March 31, 2016

Good Relationships Are Key to a Happy Life. Loneliness Kills.

A recent study asked millennials to identify their most important life goals. Over 80 percent wanted to get rich. About 50 percent of these young adults included "becoming famous" among their major goals.

Yet the Harvard Study of Adult Relationship, one of the longest and most complete studies of adult life ever conducted, found that good relationships, not wealth or fame, keep us happier and healthier.

The Report
The study followed two cohorts of white men for 75 years, starting in 1938:
  • 268 Harvard sophomores
  • 456 12-to-16-year-old boys who grew up in inner-city Boston.
Researchers surveyed the men about their lives (including the quality of their marriages, job satisfaction, and social activities) every two years. The study team also monitored their subjects' physical health (including blood and urine tests, chest X-rays, and echocardiograms) every five years.

The researchers came away with one key finding: Good relationships keep us happier and healthier. No surprise, people who said they were lonely reported feeling less happy, and exhibited poorer physical and mental health.

Three Key Findings
The report identified three key lessons about relationships and happiness:
  1. Close relationships.  The men in both study groups who reported feeling closer to their families, friends, or communities tended to be happier and healthier than their less social counterparts. They also lived longer. 
  2. Quality (not quantity) of relationships.  It's not just being in a relationship that matters. Married couples who fought constantly and had low affection for one another were less happy than the people who weren't married at all. Men who were the most satisfied with their relationships at age 50 were the healthiest at age 80. The most happily partnered octogenarian men said that on days when they had more physical pain, their good moods remained unchanged. But men in unhappy relationships found that physical pain was magnified by more emotional pain.
  3. Mental health.  Octogenarians who could count on their partners in times of need had memories that remained sharper longer. In that same age group, men who weren't in emotionally dependable relationships experienced earlier memory declines. 
The study also reported that retired men who actively developed new friends to "replace" old workmates remained happier longer.

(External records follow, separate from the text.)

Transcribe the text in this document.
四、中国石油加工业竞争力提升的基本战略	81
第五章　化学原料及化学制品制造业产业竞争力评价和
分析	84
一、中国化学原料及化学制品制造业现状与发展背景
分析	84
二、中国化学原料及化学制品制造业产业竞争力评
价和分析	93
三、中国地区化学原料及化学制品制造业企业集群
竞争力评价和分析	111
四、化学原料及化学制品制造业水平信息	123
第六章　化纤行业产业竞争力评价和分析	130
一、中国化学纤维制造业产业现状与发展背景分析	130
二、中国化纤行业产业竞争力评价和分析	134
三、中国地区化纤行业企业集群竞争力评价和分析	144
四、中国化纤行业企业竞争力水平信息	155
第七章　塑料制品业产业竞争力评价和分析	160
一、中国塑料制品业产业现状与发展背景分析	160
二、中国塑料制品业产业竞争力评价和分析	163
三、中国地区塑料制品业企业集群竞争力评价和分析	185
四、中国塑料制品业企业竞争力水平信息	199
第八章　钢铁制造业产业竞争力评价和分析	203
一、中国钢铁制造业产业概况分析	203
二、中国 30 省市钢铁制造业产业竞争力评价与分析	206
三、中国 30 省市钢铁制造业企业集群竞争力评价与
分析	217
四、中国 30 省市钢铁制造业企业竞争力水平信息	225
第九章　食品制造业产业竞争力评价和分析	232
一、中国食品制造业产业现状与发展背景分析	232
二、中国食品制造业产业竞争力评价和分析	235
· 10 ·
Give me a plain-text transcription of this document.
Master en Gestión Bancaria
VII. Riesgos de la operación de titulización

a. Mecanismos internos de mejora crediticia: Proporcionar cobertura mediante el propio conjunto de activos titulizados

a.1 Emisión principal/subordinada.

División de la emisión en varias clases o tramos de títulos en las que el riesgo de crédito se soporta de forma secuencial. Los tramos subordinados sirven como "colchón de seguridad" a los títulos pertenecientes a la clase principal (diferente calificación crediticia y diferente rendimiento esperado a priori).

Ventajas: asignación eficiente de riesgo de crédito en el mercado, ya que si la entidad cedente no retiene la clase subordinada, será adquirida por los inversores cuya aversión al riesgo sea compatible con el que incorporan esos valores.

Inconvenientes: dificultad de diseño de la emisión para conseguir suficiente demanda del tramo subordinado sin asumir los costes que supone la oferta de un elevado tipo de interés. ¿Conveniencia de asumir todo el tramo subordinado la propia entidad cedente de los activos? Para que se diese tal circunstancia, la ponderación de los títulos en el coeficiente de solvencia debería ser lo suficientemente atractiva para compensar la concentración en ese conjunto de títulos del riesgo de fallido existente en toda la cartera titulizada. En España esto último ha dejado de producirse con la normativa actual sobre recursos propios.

Robert Waldinger is the director of the Harvard Study of Adult Development.
Click here for the recent Ted talk he gave in the study.

A personal note: Coincidentally late last year I began a series of posts on the friendships that have played such an important part in my life. In the first post in the series, I talked about how my history with friendships has been the opposite of that of most people. I didn't have a lot of friends in high school and my early years at Cornell were probably the loneliest in my life. Today, as I approach age 87, I have more quality friendships than ever.

I'll posts some concluding thoughts on the series one of these days. To locate other posts in the series, put "friends" in the search box at the start of this post.


JM said...

Very nice post, John, it's the clearest short summary of the Harvard study I've read. I continue to be a big fan. :)

John Schappi said...

Thanks John. And speaking of friendships, I recently was selling someone about your workshop in Bangkok. How many years ago? Fond memories.

Anonymous said...

I just discovered your blog. Your post on turmeric was a huge help in choosing a supplement. Will try to catch up with your older posts, but this one caught my eye. You mentioned The Washington Post, so I assume you are in the DC area? How on earth do you make friends in this place, where everyone is either too young, busy, or self-important to say hello or make eye contact? You're right - loneliness is a killer, and it only gets harder with age. Thank you for sharing your struggles and advice with all of us.

John Schappi said...

Fortunately, I've lived here since 1955, spent 40 years working for employee owned company where employees made more lasting friendships than is usual, and then in 1978 came out as a homosexual and an alcoholic which resulted in my acquiring many more friends.